Under the system, which lets nursing homes and other long-term care facilities stay anonymous while reporting COVID-19 outbreaks, two-thirds of the state’s facilities reported cases. As of this writing, more than 900 residents of nursing homes and other long-term care facilities have died from the disease.
But the state didn’t release any information on where these outbreaks were happening. And that left many family members with loved ones in these facilities feeling anxious.
Among them is Sophie, whose mother resides in a New Orleans area nursing home. Sophie asked that we not use her last name or identify her mother’s nursing home out of concern for her mother’s privacy.
She was first notified of the outbreak there in late April.
“I got a phone call from a volunteer at the facility who was clearly just reading off a sheet,” Sophie said. “This person didn’t have any information about my mother specifically, nor did she seem to know her at all.”
Three days later she got a lighthearted email about drive-by visits. Slipped in at the bottom was a clarification — the first resident of her mother’s facility tested positive on March 25.

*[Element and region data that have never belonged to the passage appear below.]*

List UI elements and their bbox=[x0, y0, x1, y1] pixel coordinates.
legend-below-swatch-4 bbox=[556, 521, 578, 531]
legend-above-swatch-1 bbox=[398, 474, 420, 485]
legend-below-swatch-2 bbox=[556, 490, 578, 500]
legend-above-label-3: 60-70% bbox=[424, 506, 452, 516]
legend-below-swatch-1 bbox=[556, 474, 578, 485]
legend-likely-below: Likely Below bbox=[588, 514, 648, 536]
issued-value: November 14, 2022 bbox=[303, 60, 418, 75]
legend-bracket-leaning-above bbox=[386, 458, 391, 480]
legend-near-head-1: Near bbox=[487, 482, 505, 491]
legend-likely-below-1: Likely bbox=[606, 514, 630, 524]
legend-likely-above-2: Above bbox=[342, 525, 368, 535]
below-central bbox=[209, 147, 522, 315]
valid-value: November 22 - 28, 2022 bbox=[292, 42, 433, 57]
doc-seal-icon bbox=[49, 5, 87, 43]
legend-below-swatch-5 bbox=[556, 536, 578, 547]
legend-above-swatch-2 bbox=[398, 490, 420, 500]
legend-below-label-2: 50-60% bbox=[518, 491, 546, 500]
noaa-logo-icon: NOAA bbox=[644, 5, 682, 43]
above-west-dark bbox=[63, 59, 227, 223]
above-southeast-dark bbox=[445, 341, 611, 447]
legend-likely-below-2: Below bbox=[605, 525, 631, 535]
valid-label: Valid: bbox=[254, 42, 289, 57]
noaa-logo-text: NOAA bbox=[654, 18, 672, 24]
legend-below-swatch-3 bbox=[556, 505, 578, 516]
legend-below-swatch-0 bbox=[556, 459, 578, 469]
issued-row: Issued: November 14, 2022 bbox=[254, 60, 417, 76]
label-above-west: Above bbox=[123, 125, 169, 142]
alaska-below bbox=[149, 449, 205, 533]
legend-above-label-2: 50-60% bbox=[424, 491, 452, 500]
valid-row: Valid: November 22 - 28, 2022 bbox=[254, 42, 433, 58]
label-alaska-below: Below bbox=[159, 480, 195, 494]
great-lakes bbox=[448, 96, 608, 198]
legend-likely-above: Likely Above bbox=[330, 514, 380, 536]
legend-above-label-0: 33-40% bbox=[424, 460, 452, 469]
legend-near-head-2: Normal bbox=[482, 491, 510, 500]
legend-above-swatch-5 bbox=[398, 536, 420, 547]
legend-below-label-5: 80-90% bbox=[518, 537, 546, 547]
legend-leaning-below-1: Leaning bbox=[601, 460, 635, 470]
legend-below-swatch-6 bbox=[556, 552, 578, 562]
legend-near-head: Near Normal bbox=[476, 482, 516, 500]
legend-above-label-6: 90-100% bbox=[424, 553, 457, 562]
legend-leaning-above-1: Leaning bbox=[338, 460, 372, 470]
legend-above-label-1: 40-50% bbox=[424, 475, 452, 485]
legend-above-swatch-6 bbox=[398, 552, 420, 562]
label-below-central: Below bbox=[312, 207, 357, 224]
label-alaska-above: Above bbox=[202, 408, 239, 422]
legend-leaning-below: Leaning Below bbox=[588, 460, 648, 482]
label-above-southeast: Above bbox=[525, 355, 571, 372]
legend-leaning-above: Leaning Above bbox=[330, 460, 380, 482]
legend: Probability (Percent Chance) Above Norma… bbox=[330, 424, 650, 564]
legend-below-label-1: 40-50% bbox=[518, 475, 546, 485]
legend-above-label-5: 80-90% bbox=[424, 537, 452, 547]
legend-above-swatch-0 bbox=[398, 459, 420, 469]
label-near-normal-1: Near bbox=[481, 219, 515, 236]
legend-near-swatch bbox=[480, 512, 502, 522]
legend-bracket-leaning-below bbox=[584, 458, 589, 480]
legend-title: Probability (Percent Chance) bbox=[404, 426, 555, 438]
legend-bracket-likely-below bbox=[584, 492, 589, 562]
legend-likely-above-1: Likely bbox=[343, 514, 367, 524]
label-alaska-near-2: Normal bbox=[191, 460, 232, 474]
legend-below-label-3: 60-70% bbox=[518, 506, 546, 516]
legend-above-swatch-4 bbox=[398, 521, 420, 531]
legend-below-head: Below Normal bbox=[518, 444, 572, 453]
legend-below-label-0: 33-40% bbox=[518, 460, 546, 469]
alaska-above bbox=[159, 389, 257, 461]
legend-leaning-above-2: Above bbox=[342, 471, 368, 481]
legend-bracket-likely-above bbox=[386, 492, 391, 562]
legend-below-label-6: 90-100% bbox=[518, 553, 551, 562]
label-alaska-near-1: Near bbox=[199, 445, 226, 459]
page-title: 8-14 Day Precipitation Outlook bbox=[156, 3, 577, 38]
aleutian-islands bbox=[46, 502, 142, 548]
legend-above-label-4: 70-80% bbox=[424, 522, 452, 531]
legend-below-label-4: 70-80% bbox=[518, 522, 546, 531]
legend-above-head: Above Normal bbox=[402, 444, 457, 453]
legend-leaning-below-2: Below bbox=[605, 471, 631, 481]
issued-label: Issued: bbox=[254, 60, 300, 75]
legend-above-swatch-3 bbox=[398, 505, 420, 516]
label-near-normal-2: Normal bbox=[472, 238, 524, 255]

“A month, basically a full month before they told me that there was anything happening… It’s hard not to be upset about it,” Sophie said.
Sophie is grateful for the caretakers that have kept her mom healthy so far, and she worries that they’re not getting the support they need.
Elsewhere in the state, loved ones learned about deadly outbreaks through news reports and Facebook posts.
A state lawmaker from Pointe Coupee Parish said the owners of a nursing home across the street from his house denied the presence of COVID-19 in their facility, even as more and more people were dying.
David Grabowski, who studies nursing homes and health care policy at Harvard Medical School, said this problem isn’t unique to Louisiana.
“We have had a tremendous lack of transparency across facilities, across communities, across states. We’re basically flying blind,” Grabowski said.
Nationally, it’s estimated that nursing home residents account for one out of every three COVID-19 deaths. Grabowski said that is probably an undercount. In the states with the most rigorous data collection, the share of COVID-19 deaths in nursing homes is well over 50 percent, and very few facilities have kept the virus out.
“This is unacceptable,” Grabowski said. “CMS and the CDC should have been ahead of this from the beginning.”
Earlier this month CMS — the Centers for Medicare and Medicaid Services, a federal agency that oversees nursing homes — issued new reporting requirements. Starting Monday, long-term care facilities will report the number of cases and deaths among residents and staff every week. Louisiana officials have said they’ll use that data to start naming names again.
Edwards and state health officials said earlier this week that the Louisiana Department of Health is pushing for comprehensive testing in all congregate settings, including nursing homes, long-term care facilities and prisons.
Edwards has not released a timeline for the initiative. But said the state will have tested every resident and employee at its five veterans’ homes by the end of the week, and that health department’s strike teams have conducted comprehensive testing and infection control in a handful of facilities around the state.